Parameter study | Sud et al, [18]. | Chandra et al, [19]. | Chufal et al, [20]. | Present study |
Study area | Chandigarh | Dehradun Uttarakhand | Kumaon Uttarakhand | Himachal Pradesh |
Number of patients | 57 | 27 | 20 | 18 |
Anemia(%) | 95 | 100 | 100 | 100 |
RBC Morphology(%) | ||||
Normocytic normochromic | - | - | 35 | 38.8 |
Dimorphic | - | - | - | 38.8 |
Macrocytic | - | - | 10 | 16.6 |
Microcytic hypochromic | - | - | 55 | 5.5 |
Leucopenia(%) | 86 | 96.2 | 100 | 66.6 |
Thrombocytopenia(%) | 75 | 96.2 | 85 | 61.1 |
Lymphocytosis (%) | - | - | 100 | 22.2 |
Monocytosis (%) | - | 18.5 | 11.1 | |
Pancytopenia(%) | 57.9 | 96.5 | 85 | 61.1 |
Bicytopenia(%) | 30 | - | - | 66.6 |
Table 4: Comparison of bone marrow findings from other non endemic regions of India.

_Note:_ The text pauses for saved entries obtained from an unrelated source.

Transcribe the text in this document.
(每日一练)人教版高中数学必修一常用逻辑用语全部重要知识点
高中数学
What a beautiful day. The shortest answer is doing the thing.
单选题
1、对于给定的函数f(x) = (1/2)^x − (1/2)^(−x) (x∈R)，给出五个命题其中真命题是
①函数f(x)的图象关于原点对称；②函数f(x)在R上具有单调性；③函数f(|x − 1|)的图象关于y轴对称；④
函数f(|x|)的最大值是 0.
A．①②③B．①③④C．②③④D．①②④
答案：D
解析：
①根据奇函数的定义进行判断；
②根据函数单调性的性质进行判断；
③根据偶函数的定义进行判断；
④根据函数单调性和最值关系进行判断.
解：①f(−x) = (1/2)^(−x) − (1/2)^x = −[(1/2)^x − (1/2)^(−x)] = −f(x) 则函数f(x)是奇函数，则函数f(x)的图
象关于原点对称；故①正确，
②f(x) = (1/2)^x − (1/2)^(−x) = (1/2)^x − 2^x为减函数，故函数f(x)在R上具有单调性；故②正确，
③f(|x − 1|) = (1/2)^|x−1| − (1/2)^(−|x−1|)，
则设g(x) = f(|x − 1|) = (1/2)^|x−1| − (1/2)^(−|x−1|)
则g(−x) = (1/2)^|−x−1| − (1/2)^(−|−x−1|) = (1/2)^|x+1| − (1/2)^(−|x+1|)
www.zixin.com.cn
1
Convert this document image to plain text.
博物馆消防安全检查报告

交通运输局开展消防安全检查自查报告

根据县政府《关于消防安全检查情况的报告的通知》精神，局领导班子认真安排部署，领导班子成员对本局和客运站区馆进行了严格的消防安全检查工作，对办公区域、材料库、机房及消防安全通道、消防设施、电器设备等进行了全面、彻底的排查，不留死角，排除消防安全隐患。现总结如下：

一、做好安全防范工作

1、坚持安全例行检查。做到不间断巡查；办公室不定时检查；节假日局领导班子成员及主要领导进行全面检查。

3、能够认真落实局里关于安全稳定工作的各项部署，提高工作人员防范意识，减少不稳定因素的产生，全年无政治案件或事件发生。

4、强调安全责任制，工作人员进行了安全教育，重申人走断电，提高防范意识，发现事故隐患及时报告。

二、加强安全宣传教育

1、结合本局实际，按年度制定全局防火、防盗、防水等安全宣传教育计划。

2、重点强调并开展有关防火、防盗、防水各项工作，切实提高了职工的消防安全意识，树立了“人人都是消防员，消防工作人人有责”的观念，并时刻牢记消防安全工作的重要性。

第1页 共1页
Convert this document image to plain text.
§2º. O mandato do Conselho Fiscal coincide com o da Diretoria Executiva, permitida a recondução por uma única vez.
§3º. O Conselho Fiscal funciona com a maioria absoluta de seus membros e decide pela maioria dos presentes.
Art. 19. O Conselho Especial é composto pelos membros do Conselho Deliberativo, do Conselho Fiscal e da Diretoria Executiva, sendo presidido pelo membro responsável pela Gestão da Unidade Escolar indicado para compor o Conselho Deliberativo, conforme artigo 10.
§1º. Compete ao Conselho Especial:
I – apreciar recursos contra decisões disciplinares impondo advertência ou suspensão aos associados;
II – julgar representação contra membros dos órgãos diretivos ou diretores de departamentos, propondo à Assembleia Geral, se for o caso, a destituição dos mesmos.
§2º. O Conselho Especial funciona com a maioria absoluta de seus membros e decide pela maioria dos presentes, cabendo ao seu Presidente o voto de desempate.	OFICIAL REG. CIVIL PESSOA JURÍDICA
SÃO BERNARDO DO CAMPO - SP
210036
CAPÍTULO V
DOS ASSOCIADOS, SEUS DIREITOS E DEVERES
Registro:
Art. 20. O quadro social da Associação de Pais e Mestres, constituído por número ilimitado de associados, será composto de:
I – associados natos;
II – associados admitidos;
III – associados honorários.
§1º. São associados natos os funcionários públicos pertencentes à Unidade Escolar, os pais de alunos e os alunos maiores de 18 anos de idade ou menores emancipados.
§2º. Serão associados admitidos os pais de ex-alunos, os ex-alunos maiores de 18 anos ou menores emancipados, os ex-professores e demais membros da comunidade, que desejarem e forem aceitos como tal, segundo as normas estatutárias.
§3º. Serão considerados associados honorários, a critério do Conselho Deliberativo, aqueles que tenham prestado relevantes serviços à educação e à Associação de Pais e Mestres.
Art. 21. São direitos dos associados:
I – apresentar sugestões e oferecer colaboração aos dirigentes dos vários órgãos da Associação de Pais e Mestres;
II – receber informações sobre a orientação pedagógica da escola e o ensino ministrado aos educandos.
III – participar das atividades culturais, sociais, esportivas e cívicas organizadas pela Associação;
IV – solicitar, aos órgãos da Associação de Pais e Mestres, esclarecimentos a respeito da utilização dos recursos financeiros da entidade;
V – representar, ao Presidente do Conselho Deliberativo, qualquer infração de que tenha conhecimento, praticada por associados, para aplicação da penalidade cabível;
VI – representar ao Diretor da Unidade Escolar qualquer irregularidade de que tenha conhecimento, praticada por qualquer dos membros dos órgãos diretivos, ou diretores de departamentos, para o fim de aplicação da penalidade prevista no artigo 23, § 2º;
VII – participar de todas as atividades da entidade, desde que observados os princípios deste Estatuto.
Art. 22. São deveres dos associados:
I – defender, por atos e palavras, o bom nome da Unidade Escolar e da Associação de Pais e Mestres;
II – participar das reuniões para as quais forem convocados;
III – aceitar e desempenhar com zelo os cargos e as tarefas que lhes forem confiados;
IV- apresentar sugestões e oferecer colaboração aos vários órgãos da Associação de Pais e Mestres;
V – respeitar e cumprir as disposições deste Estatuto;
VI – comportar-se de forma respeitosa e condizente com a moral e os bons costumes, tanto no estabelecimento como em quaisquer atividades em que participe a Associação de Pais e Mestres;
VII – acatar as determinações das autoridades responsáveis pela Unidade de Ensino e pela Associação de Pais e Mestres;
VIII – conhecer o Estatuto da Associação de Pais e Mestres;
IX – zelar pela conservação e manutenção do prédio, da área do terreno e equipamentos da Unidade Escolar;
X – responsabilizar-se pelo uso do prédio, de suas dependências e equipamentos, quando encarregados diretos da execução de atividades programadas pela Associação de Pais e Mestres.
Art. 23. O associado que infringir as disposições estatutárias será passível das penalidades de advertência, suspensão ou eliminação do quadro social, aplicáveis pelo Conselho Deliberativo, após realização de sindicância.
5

Bone marrow findings | Sud et al, [18]. | Chandra et al, [19]. | Chufal et al, [22]. | Present study |
Cellularity(%) | ||||
Normocellular | 51 | - | 35 | 83.3 |
Hypocellular | - | - | 15 | 16.6 |
Hypercellular | 49 | 26 | 35 | 0 |
Erythroid hyperplasia | 80.7 | 81.4 | 1 | 22.2 |
Erythropoiesis(%) | ||||
Normoblastic | - | - | - | 33.3 |
Micronormoblastic with normoblastic | - | - | - | 33.3 |
Megaloblastic | 91.2 | - | 10 | 16.6 |
Normoblastic with megaloblastic | - | - | - | 11.1 |
Micronormoblastic | - | - | 55 | 5.5 |
Dyserythropoiesis(%) | 24.5 | - | 10 | 11.1 |
Hemophagocytosis(%) | - | 70.3 | - | 11.1 |
Increased Plasma cells(%) | - | 96.2 | 70 | 50 |
Increased lymphocytes(%) | - | - | 70 | 33.3 |
Increased macrophages(%) | - | 100 | 70 | 22.2 |
CONCLUSION
In nonendemic areas, a high index of suspicion is required and careful search for LD bodies is warranted particularly with low parasitic load. Since the area is not an endemic area, even the classical clinical picture is always confused with more commonly occurring diseases and without the suspicion of VL there is a high chance of missing LD bodies on bone marrow examination. It is therefore important that with the bone marrow findings like hemophagocytic syndrome or increased plasma cells with or without erythroid hyperplasia, the pathologist should look for LD bodies in the bone marrow to prevent the unnecessary delay in diagnosis of cases of VL from nonendemic areas.